Des petits pains pour les bidonvilles de Chennai, à Madras

Neuchâtel : Les paroisses catholiques soutiennent une boulangerie autogérée en Inde

Par Valérie Bory, Apic

Neuchâtel, 4 avril 2008 (Apic) L’Inde moderne se développe, avec aux portes de ses mégapoles, les bidonvilles, où survit toute une population d’enfants et d’adultes, sans espoir de s’en sortir. Un prêtre catholique indien leur vient en aide depuis 31 ans avec son organisation, Asha Nivas. A travers le relais, en Suisse, des Amis d’Asha Nivas, les paroisses catholiques de Neuchâtel ainsi que celle de Bienne contribuent au développement d’une boulangerie autogérée par des femmes, dans l’Etat de Madras.

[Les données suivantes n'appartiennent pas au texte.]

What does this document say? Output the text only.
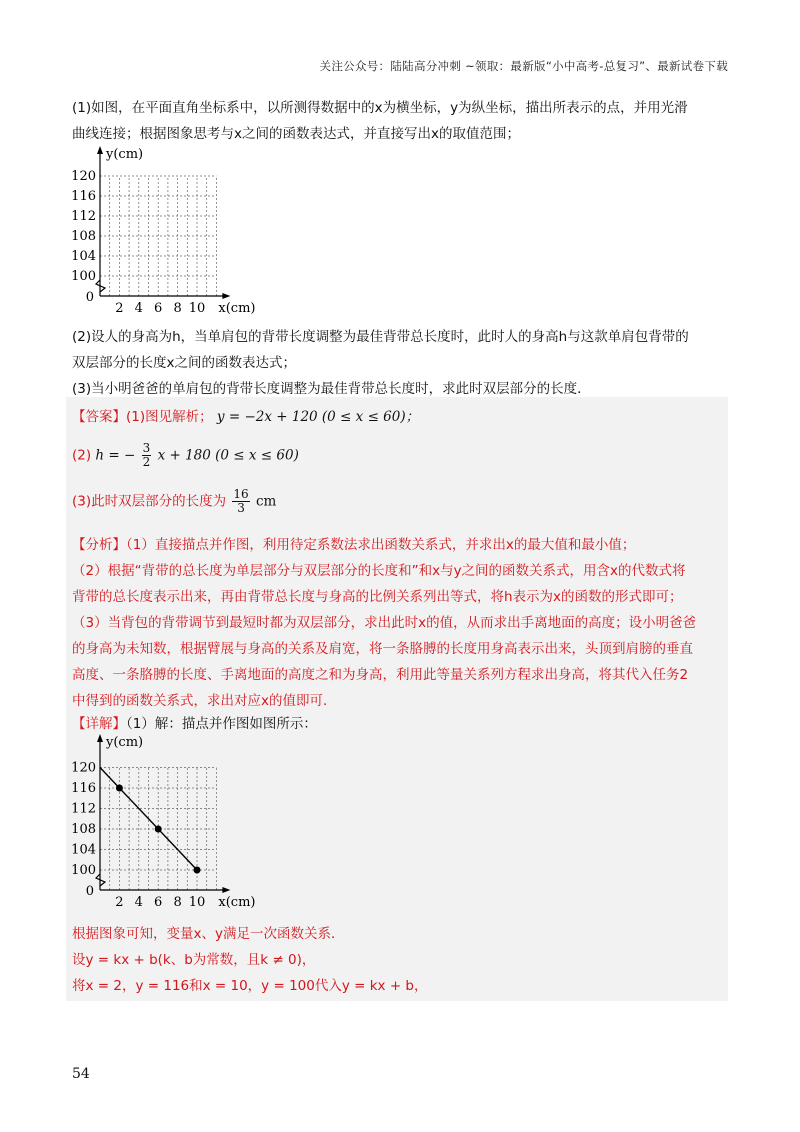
关注公众号：陆陆高分冲刺 ~领取：最新版“小中高考-总复习”、最新试卷下载
(1)如图，在平面直角坐标系中，以所测得数据中的x为横坐标，y为纵坐标，描出所表示的点，并用光滑
曲线连接；根据图象思考与x之间的函数表达式，并直接写出x的取值范围；
100
104
108
112
116
120
0
2 4 6 8 10 x(cm)
y(cm)
(2)设人的身高为h，当单肩包的背带长度调整为最佳背带总长度时，此时人的身高h与这款单肩包背带的
双层部分的长度x之间的函数表达式；
(3)当小明爸爸的单肩包的背带长度调整为最佳背带总长度时，求此时双层部分的长度．
【答案】(1)图见解析； y = −2x + 120 (0 ≤ x ≤ 60)；
(2) h = − $\frac{3}{2}$ x + 180 (0 ≤ x ≤ 60)
(3)此时双层部分的长度为 $\frac{16}{3}$ cm
【分析】（1）直接描点并作图，利用待定系数法求出函数关系式，并求出x的最大值和最小值；
（2）根据“背带的总长度为单层部分与双层部分的长度和”和x与y之间的函数关系式，用含x的代数式将
背带的总长度表示出来，再由背带总长度与身高的比例关系列出等式，将h表示为x的函数的形式即可；
（3）当背包的背带调节到最短时都为双层部分，求出此时x的值，从而求出手离地面的高度；设小明爸爸
的身高为未知数，根据臂展与身高的关系及肩宽，将一条胳膊的长度用身高表示出来，头顶到肩膀的垂直
高度、一条胳膊的长度、手离地面的高度之和为身高，利用此等量关系列方程求出身高，将其代入任务2
中得到的函数关系式，求出对应x的值即可．
【详解】（1）解：描点并作图如图所示：
100
104
108
112
116
120
0
2 4 6 8 10 x(cm)
y(cm)
根据图象可知，变量x、y满足一次函数关系．
设y = kx + b(k、b为常数，且k ≠ 0)，
将x = 2，y = 116和x = 10，y = 100代入y = kx + b，
54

A Kannagi Nagar, à 20 km au sud de Chennai, dans l’Etat indien de Madras, 25’000 familles avaient été déplacées, à la suite au tsunami de décembre 2004. Relogées par le gouvernement, mais privées de travail, manquant de tout, une cinquantaine de ces familles ont pu développer une boulangerie industrielle, avec l’aide de l’organisation caritative indienne Asha Nivas, fondée en 1977 par un prêtre catholique indien natif du Kerala, pour soutenir les familles des 200 bidonvilles de Chennai, scolariser les enfants et développer l’autonomie des femmes.

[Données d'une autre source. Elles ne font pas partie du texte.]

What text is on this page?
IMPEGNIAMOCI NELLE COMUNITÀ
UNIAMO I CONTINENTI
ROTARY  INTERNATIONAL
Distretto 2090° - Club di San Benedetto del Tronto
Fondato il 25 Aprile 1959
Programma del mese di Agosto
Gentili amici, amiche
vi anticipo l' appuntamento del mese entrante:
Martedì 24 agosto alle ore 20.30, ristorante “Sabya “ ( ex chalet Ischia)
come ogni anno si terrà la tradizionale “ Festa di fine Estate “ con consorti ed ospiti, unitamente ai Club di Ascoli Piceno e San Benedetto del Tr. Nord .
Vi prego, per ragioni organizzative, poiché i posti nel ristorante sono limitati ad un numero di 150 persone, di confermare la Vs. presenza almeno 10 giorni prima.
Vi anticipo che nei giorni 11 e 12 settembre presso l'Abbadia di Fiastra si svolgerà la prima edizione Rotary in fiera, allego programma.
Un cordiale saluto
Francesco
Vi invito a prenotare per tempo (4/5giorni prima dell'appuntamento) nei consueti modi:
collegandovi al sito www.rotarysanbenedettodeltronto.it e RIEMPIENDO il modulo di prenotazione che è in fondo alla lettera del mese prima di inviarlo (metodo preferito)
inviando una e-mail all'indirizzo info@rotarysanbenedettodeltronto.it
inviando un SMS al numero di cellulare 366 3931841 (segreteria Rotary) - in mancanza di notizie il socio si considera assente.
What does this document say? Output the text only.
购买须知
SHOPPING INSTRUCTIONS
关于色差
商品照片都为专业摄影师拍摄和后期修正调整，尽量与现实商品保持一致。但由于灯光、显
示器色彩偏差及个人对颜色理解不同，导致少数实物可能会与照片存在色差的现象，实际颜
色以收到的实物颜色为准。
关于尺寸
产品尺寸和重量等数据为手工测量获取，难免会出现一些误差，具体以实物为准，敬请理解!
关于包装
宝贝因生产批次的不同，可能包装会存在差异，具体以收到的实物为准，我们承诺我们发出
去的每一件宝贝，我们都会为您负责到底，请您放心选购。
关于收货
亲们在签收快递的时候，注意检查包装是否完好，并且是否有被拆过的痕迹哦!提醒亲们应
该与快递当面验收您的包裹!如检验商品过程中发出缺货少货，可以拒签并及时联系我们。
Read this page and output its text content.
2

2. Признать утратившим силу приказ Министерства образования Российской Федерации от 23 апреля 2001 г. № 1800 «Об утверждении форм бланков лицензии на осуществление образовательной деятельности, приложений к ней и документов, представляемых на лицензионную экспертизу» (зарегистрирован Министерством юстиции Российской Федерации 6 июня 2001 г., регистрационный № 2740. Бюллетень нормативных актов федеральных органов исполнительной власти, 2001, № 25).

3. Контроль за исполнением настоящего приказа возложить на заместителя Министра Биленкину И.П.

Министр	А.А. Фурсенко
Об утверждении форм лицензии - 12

Près de Kannagi Nagar, à Okkiampet-Thoralpakkam, la boulangerie autogérée, à la fois centre de formation et unité de production, est le dernier projet mis sur pied et auquel les paroisses catholiques de Neuchâtel et Bienne ont collaboré. Il donne du travail à 50 familles et indirectement à 500. Les pains, pâtisseries et biscuits sont vendus par des centaines de micro entreprises gérées par des femmes dans différents quartiers de Chennai.

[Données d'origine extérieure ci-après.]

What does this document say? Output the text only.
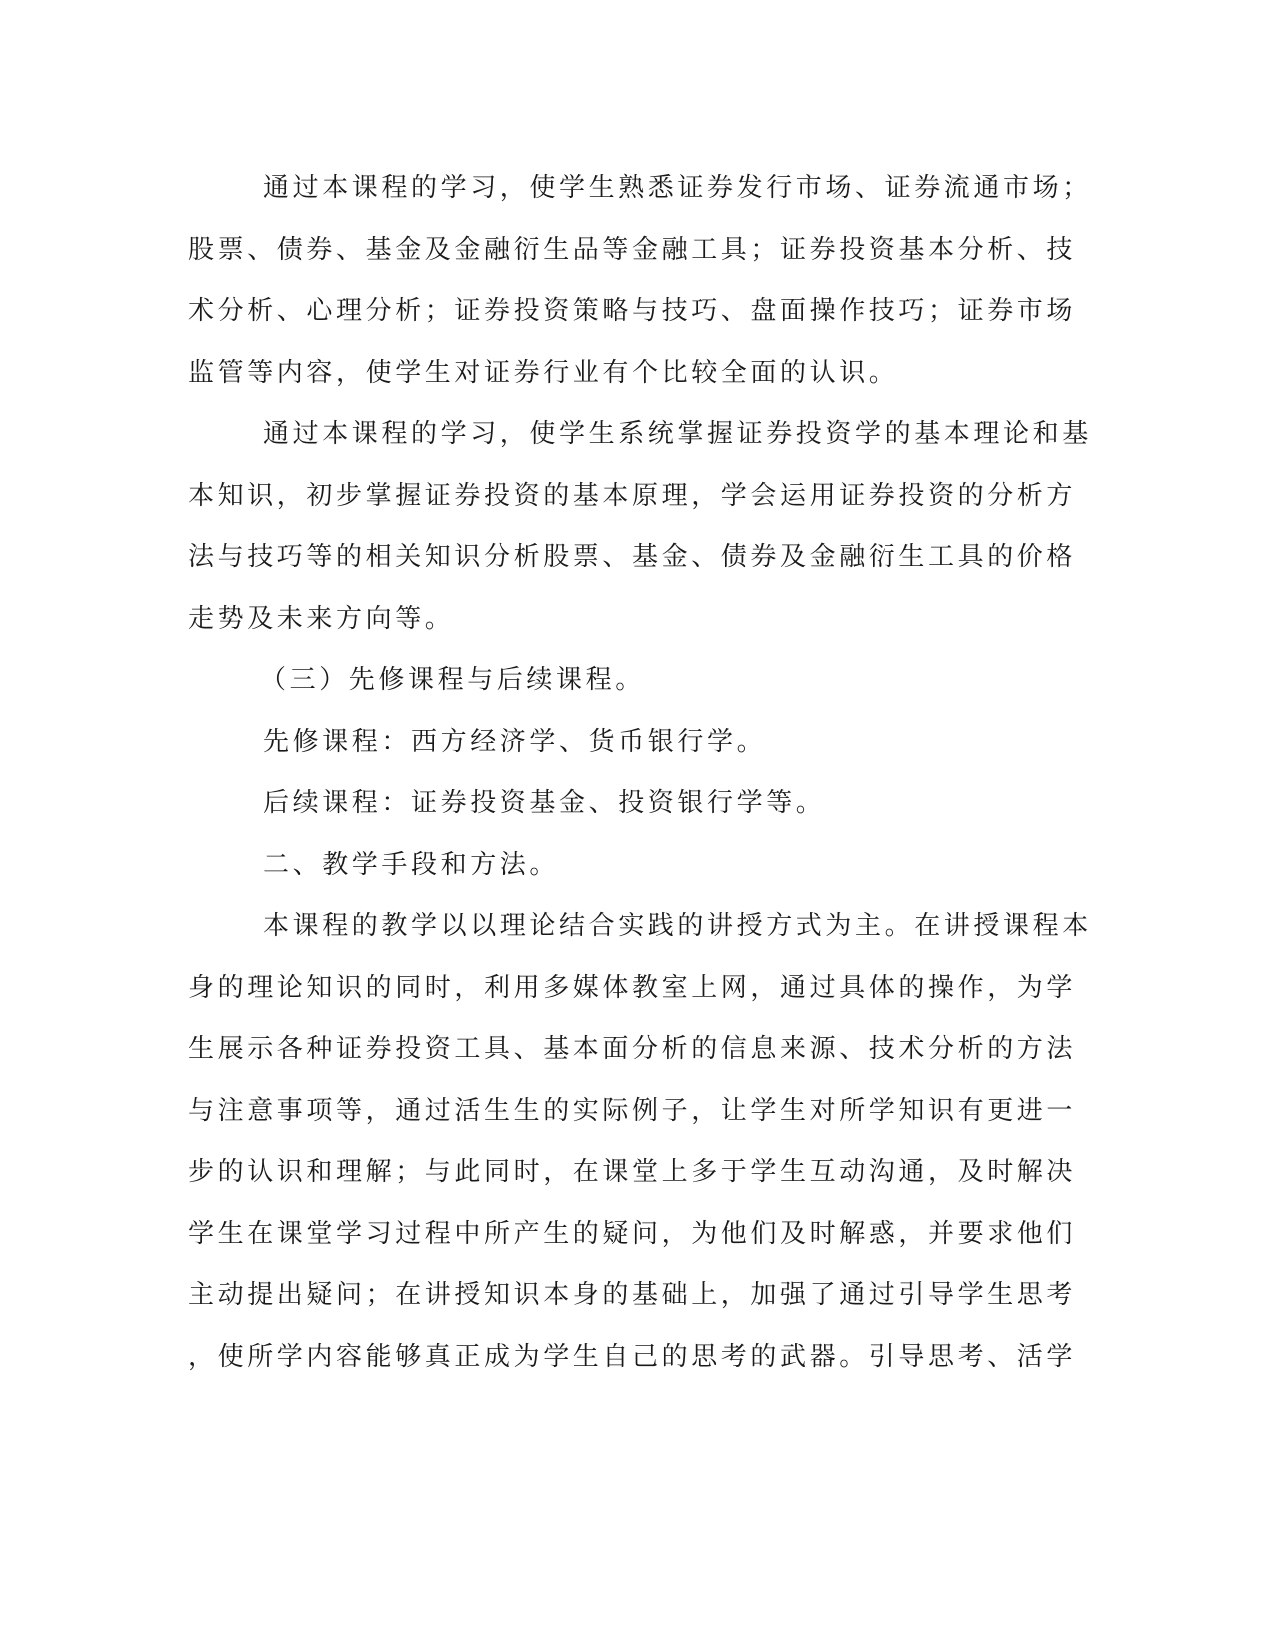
通过本课程的学习，使学生熟悉证券发行市场、证券流通市场；
股票、债券、基金及金融衍生品等金融工具；证券投资基本分析、技
术分析、心理分析；证券投资策略与技巧、盘面操作技巧；证券市场
监管等内容，使学生对证券行业有个比较全面的认识。
通过本课程的学习，使学生系统掌握证券投资学的基本理论和基
本知识，初步掌握证券投资的基本原理，学会运用证券投资的分析方
法与技巧等的相关知识分析股票、基金、债券及金融衍生工具的价格
走势及未来方向等。
（三）先修课程与后续课程。
先修课程：西方经济学、货币银行学。
后续课程：证券投资基金、投资银行学等。
二、教学手段和方法。
本课程的教学以以理论结合实践的讲授方式为主。在讲授课程本
身的理论知识的同时，利用多媒体教室上网，通过具体的操作，为学
生展示各种证券投资工具、基本面分析的信息来源、技术分析的方法
与注意事项等，通过活生生的实际例子，让学生对所学知识有更进一
步的认识和理解；与此同时，在课堂上多于学生互动沟通，及时解决
学生在课堂学习过程中所产生的疑问，为他们及时解惑，并要求他们
主动提出疑问；在讲授知识本身的基础上，加强了通过引导学生思考
，使所学内容能够真正成为学生自己的思考的武器。引导思考、活学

Des broderies des bidonvilles au parrainage de familles indiennes par des Suisses

La contribution suisse à l’association indienne, ce fut, dès 1979, la création des «Amis d’Asha Nivas» (anciennement au Fils d’Indra). Des bénévoles romands se sont constitués en association pour participer à la scolarisation des jeunes et à la formation des femmes. D’abord en organisant des expositions-ventes de broderies réalisées dans les quartiers défavorisés de Chennai. Puis, en raison d’une certaine saturation du marché, comme l’explique Jean-Claude Gressot, de Neuchâtel, qui s’est en outre occupé pendant 20 ans de La Main tendue, l’association s’est tournée vers les parrainages d’enfants et de familles, avec un lien direct amical, à travers des échanges de courriers. Ainsi est né « Une famille suisse solidaire d’une famille indienne ».

La famille adoptante s’engageant à verser un modeste montant mensuel et régulier, placé en Inde sur un compte d’épargne bancaire, géré par la famille elle-même, avec Asha Nivas.

A la boulangerie, mise sur pied en 2005-2006, tous les jours 25’000 pains sont fabriqués, ainsi que 25’000 galettes, des biscuits et pâtisseries. Les bénéfices permettent de payer des salaires et d’investir dans la formation professionnelle des femmes et la scolarisation des enfants.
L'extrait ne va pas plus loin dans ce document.